The translation was automatically locked due to following alerts: Could not merge the repository. Could not push the repository.
English Japanese
Authconfig cleanup
Fedora 26 is not shipping the Coolkey PKCS#11 module in the NSS database by default. Instead, there will be the OpenSC PKCS#11 module, which supports more different Smart Cards. The Coolkey package will be removed in Fedora 27. If other applications were using Coolkey, they should be able to switch to OpenSC.
From Fedora 26, a new SSSD "files" provider will resolve users from the local files. That way, the "sss" NSS module can be configured before the files module in nsswitch.conf and the system can leverage sss_nss caching for both local and remote users. As a result, user and group resolution in Fedora will be much faster.

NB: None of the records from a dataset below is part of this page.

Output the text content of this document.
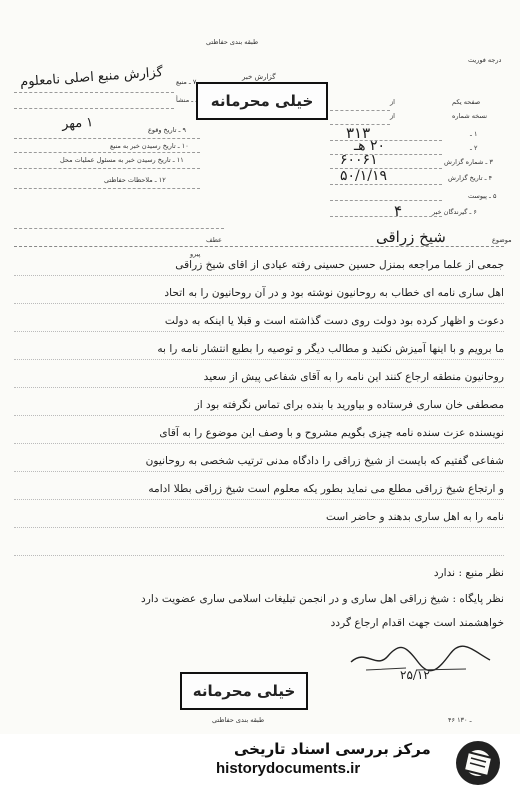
طبقه بندی حفاظتی
درجه فوریت
گزارش منبع اصلی نامعلوم ۷ ـ منبع
ـ منشأ
۱ مهر	۹ ـ تاریخ وقوع
۱۰ ـ تاریخ رسیدن خبر به منبع
۱۱ ـ تاریخ رسیدن خبر به مسئول عملیات محل
۱۲ ـ ملاحظات حفاظتی
خیلی محرمانه
گزارش خبر
صفحه یکم
نسخه شماره
از
از
۱ ـ
۲ ـ
۳ ـ شماره گزارش
۴ ـ تاریخ گزارش
۵ ـ پیوست
۶ ـ گیرندگان خبر
۳۱۳
۲۰ هـ
۶۰۰۶۱
۵۰/۱/۱۹
۴
موضوع
شیخ زراقی
عطف
پیرو
جمعی از علما مراجعه بمنزل حسین حسینی رفته عیادی از اقای شیخ زراقی
اهل ساری نامه ای خطاب به روحانیون نوشته بود و در آن روحانیون را به اتحاد
دعوت و اظهار کرده بود دولت روی دست گذاشته است و قبلا یا اینکه به دولت
ما برویم و با اینها آمیزش نکنید و مطالب دیگر و توصیه را بطبع انتشار نامه را به
روحانیون منطقه ارجاع کنند این نامه را به آقای شفاعی پیش از سعید
مصطفی خان ساری فرستاده و بیاورید با بنده برای تماس نگرفته بود از
نویسنده عزت سنده نامه چیزی بگویم مشروح و با وصف این موضوع را به آقای
شفاعی گفتیم که بایست از شیخ زراقی را دادگاه مدنی ترتیب شخصی به روحانیون
و ارتجاع شیخ زراقی مطلع می نماید بطور یکه معلوم است شیخ زراقی بطلا ادامه
نامه را به اهل ساری بدهند و حاضر است
نظر منبع : ندارد
نظر پایگاه : شیخ زراقی اهل ساری و در انجمن تبلیغات اسلامی ساری عضویت دارد
خواهشمند است جهت اقدام ارجاع گردد
۲۵/۱۲
خیلی محرمانه
طبقه بندی حفاظتی	۴۶ ـ ۱۳۰
مرکز بررسی اسناد تاریخی
historydocuments.ir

In case you still need Coolkey in the NSS DB, you can add it manually using [command]`modutil -dbdir /etc/pki/nssdb -add "CoolKey PKCS #11 Module (manual)" -libfile libcoolkeypk11.so -force` (the different name is used to prevent automatic removals when updating coolkey package).
Java Crypto
Obsolete and unmaintainable code was removed from [command]`authconfig`. Notably:
OpenJDK has been modified to read additional security properties from the generated crypto policies file at `/etc/crypto-policies/back-ends/java.config`
OpenSC Replaces Coolkey
OpenSSH clients will use system preferred key exchange algorithms, encryption ciphers, and message authentication code (MAC) algorithms. This is enabled by an `Include` directive in `/etc/ssh/ssh_config` to include directives in `/etc/ssh/ssh_config.d/*.conf`, which pulls in `/etc/crypto-policies/back-ends/openssh.config`.
OpenSSH Crypto
OpenSSL 1.1.0
Security
Soon (during F26 cycle) there will be fully-featured 0.17.0 update to OpenSC with all the tested features and cards that should serve as a complete replacement of Coolkey.
SSSD fast cache for local users
SSSD has shipped with a very fast memory cache in the last couple of Fedora releases. However, using this cache conflicts with nscd's caching and nscd has been disabled by default. That degrades performance, because every user or group lookup must open the local files.
System-wide Crypto Policy
The ciphers that an administrator might consider adequately secure are determined by vulnerabilities published against specific ciphers. The acceptable cipher suite applies to all communications on the internet, and is not specific to any one system or daemon. To ease administration and increase adminsitrator confidence in the system's security posture, Fedora has been configuring various software to use a system-global configuration so that TLS ciphers need only be updated in one place.
The command line tool, which has been deprecated previously, continues to be part of the distribution for legacy reasons. However, some deprecated and obsolete functionality such as support for `WINS` and `HESIOD` has been removed in this release.
The graphical interface ([package]*system-config-authentication*) and the interactive text mode, which relied on old and unmaintained libraries (GTK+2 and Glade) have been removed from the distribution.
The introduction of OpenSSL 1.1.0 in Fedora 26 brings many big improvements, new cryptographic algorithms, and API changes that allow for keeping the ABI stable in future upgrades. There is also now a compat-openssl10 package in Fedora that provides OpenSSL 1.0.2 for dependent applications that cannot move to 1.1.0 yet.